LA CORTE SUPREMA DI CASSAZIONE

SEZIONE TRIBUTARIA

Composta dagli Ill.mi Sigg.ri Magistrati:

Dott. BIELLI Stefano – Presidente –

Dott. SCODITTI Enrico – Consigliere –

Dott. MARULLI Marco – Consigliere –

Dott. TRICOMI Laura – rel. Consigliere –

Dott. PERRINO Angelina Maria – Consigliere –

ha pronunciato la seguente:

SENTENZA

sul ricorso 13839-2012 proposto da:

AGENZIA DELLE DOGANE, in persona del Direttore pro tempore,

elettivamente domiciliato in ROMA VIA DEI PORTOGHESI 12, presso

l’AVVOCATURA GENERALE DELLO STATO, che lo rappresenta e difende;

– ricorrente –

contro

SAIMA AVANDERO SPA in persona del legale rappresentante pro tempore,

elettivamente domiciliato in ROMA VIA CRESCENZIO 91, presso lo

studio dell’avvocato CLAUDIO LUCISANO, che lo rappresenta e difende

unitamente all’avvocato GIOVANNI SCARPA giusta delega in calce;

– controricorrente –

avverso la sentenza n. 167/2011 della COMM.TRIB.REG. DELLA CAMPANIA,

depositata il 14/04/2011;

udita la relazione della causa svolta nella pubblica udienza del

27/06/2016 dal Consigliere Dott. LAURA TRICOMI;

udito per il ricorrente l’Avvocato COLLABOLLETTA che ha chiesto

l’accoglimento;

uditi per il controricorrente gli Avvocati LUCISANO e SCARPA che

hanno chiesto il rigetto;

udito il P.M. in persona del Sostituto Procuratore Generale Dott.

CUOMO Luigi, che ha concluso per l’accoglimento del ricorso.

Fatto

RITENUTO IN FATTO

1. La contribuente Saima Avandero SPA, gestore di depositi fiscali IVA, ha impugnato una pluralità di inviti al pagamento dell’IVA all’importazione, notificatile dall’Agenzia delle dogane quale responsabile in solido con la società destinataria della merce Kuvera SPA, volti al recupero dell’imposta, scaturenti, nella prospettazione dell’Ufficio, dall’omessa introduzione fisica, nei depositi gestiti dalla stessa società nell’interesse di propri clienti, di merce di provenienza extracomunitaria, circostanza che, per l’Ufficio, aveva, reso illegittimo l’assolvimento dell’IVA mediante autofatturazione ai sensi del D.L. n. 331 del 1993, art. 50 bis.

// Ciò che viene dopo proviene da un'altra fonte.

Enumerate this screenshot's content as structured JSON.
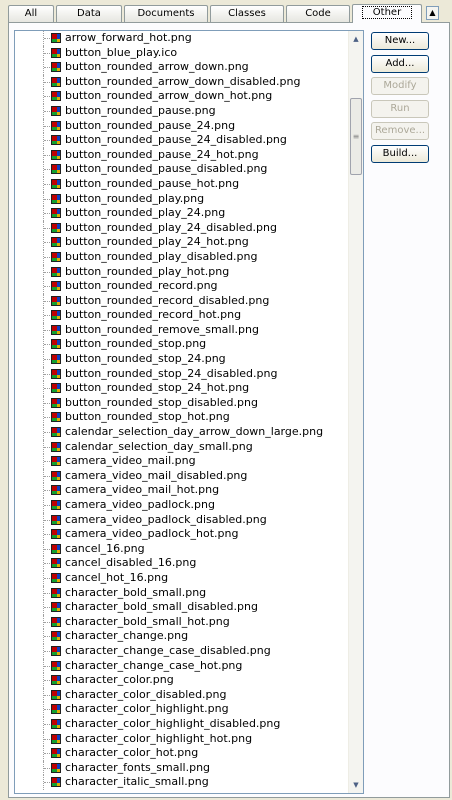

2. La sentenza di primo grado, favorevole alla contribuente, è stata confermata dalla Commissione Tributaria Regionale con la sentenza n. 167/45/11, depositata il 14.04.2011 e non notificata, che ha respinto l’appello dell’Ufficio. Il giudice di appello, pur ritenendo che l’Amministrazione avesse assolto la prova della mancata introduzione fisica delle merci nel deposito, ha fatto leva in diritto, stante l’avvenuto assolvimento dell’IVA mediante autofatturazione, sulla norma interpretativa del D.L. n. 331 del 1993, art. 50 bis, comma 4 convertito dalla L. 29 ottobre 1993, n. 427, dovuta al D.L. n. 185 del 2008, art. 16, comma 5-bis, convertito dalla L. 28 gennaio 2009, n. 2, giungendo alla conclusione che – alla stregua di tale normativa – il differimento dell’obbligo di corrispondere l’IVA all’importazione, correlato all’introduzione della merce nel deposito Iva, non implicava necessariamente l’introduzione fisica ed ha osservato che l’autofatturazione, comunque, non dava luogo ad una evasione d’imposta.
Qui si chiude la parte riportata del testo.